O gosto do abutre e seu sangue agora circulando pelas entranhas do meu corpo.

Agora eu seria um abutre e mais agora eu estaria diante do pequeno basculante do banheiro minúsculo observando um corpo inerte sobre o piso e sob o gotejar do chuveiro.

domingo, 27 de setembro de 2015

A Barsa do Seu Joel


Quando eu estava no que hoje chamamos de segundo segmento do ensino fundamental, meus professores costumavam pedir trabalhos de pesquisa. Boa parte do que fazíamos nesses trabalhos consistia na cópia de longos verbetes da enciclopédia Barsa. Com a disciplina de um monge copista, eu empunhava uma caneta Bic e reproduzia o parágrafo que me cabia naquele latifúndio verbal, previamente divido entre os membros da equipe. Assim, eu aprendi sobre, por exemplo, Martin Luther King, União Soviética, Benzeno e Dadaísmo.

O trabalho final em si, com todo o esmero de nossas caligrafias infantis em papel almaço com pauta e capa de papel almaço sem pauta onde se escrevia com letras garrafais “Trabalho de...”, era parte de um ritual de aprendizagem iniciado com a divisão das equipes e a escolha do melhor horário para nos encontrar na biblioteca municipal, o “Centro Cultural”. Lá, no horário marcado, localizávamos o volume correspondente ao verbete solicitado pelo professor como o tema da pesquisa e, diante do enorme texto, o reproduzíamos, ou em parte ou na sua totalidade.

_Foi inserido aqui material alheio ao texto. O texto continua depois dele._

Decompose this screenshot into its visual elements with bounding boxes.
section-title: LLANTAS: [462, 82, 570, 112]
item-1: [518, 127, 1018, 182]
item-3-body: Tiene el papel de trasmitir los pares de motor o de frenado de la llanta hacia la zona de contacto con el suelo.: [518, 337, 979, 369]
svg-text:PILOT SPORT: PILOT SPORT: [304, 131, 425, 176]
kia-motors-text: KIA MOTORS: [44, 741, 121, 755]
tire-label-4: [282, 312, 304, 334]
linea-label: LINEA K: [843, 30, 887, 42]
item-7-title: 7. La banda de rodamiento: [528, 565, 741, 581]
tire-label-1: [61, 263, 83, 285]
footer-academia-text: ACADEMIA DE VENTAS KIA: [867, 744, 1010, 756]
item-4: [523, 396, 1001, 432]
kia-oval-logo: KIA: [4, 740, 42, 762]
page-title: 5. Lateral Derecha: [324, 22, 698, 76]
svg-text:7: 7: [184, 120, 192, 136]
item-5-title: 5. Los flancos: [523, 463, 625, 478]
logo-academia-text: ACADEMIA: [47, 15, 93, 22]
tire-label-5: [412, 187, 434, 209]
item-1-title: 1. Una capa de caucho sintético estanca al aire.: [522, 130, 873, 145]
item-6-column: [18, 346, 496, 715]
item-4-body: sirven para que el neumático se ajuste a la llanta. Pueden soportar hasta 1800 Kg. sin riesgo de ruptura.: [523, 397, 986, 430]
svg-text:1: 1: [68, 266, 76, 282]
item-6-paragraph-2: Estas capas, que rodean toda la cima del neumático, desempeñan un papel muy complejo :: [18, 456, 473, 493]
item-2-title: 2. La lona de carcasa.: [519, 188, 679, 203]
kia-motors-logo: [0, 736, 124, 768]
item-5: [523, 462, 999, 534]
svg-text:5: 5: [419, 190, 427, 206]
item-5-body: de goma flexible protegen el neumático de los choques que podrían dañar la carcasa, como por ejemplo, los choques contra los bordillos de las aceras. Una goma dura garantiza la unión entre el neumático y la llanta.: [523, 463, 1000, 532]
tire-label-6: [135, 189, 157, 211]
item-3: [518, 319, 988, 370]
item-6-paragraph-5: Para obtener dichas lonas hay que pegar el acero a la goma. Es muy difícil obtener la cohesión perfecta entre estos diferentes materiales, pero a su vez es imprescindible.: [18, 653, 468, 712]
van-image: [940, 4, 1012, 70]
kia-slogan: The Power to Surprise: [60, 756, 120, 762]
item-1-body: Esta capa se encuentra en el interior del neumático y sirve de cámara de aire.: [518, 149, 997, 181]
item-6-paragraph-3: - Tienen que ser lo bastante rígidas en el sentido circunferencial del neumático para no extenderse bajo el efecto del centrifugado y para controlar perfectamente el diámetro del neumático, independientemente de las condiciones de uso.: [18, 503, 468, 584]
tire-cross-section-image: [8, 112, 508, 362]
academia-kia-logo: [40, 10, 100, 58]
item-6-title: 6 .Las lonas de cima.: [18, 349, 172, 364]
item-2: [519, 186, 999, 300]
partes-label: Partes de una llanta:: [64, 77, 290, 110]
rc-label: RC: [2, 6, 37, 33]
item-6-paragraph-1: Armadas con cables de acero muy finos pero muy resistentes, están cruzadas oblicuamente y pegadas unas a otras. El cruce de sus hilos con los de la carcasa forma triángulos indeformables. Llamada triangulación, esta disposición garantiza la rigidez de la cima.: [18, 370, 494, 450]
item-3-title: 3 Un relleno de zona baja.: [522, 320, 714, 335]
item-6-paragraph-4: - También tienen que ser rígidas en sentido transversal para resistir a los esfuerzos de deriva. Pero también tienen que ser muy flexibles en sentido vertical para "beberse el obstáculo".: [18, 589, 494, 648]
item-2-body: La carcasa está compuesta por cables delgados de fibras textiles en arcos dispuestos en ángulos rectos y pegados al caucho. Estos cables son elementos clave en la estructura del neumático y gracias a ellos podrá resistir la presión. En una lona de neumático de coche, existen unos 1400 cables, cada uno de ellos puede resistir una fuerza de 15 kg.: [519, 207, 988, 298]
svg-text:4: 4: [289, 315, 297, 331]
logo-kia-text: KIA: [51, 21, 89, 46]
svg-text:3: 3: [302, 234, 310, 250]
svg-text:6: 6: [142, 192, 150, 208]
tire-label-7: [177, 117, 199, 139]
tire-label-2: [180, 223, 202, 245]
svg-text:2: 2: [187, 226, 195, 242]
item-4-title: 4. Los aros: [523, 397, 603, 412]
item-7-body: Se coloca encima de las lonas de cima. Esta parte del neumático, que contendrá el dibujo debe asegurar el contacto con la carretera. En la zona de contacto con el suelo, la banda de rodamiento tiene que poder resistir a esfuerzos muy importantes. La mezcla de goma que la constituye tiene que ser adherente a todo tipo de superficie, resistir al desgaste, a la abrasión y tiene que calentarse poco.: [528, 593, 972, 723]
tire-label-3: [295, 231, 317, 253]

No Centro Cultural, enquanto não chegava a minha vez de copiar, eu me aventurava por outras prateleiras e assim pude conhecer Clarice Lispector, Fernando Sabino e toda aquela gente que conta boas histórias e faz da língua um barro moldável ao sabor da imaginação e da criatividade. O fortalecimento dos laços de amizade que mantenho desde então e o gosto pela literatura foram outras das coisas que aprendi com aquelas pesquisas na Barsa do Centro Cultural.

Iamos ao Centro Cultural, pois, afinal, nenhum de nós possuía uma Barsa e era fato raro alguém a em casa. Vivíamos num tempo em que uma Enciclopédia era um distintivo de classe social. Ao lado de um TV em cores, uma Barsa na estante da sala era sinônimo de poder e respeito. Soube de gente que se enriqueceu e educou os filhos vendendo enciclopédias de porta em porta. Eram livros caros e, se ilustrados, caríssimos. Poucos na cidade possuíam-nas e uma dessas pessoas era o Seu Joel, vizinho nosso àquela época.

Seu Joel era um homem rico e com trânsito entre políticos, líderes religiosos e gente do poder. Em sua casa, como em nenhuma outra que eu conhecia na cidade, havia um belo jardim gramado, um sofá de balanço na varanda, uma árvore enorme a frente de casa, então bastante exótica para meus parcos conhecimentos de botânica, em cujos galhos pendentes como uma samambaia gigante nos pendurávamos como um Tarzan ou um pássaro, e uma biblioteca.

Mais do que seu belo jardim, cenário para álbuns de casamento, a biblioteca da casa do Seu Joel me impressionava. Seu Joel, falecido há poucos anos, era um homem culto com boa oratória e senso de justiça social e eu acreditava que esses seus atributos eram provenientes das leituras que fazia, dos estudos e do que ele copiava das enciclopédias.

Quando eu ia ao Centro Cultural fazer pesquisas, eu imaginava que, se fizesse todo aquele trabalho, um dia eu poderia ser como o Seu Joel, uma pessoa esclarecida, com conhecimento e leitura e que, por meio do que eu aprendesse nos livros, eu poderia ter a chance conhecer pessoas importantes, de ir a lugares diferentes e de ser respeitado. Eu queria mesmo era ser rico para ter uma Barsa na minha casa.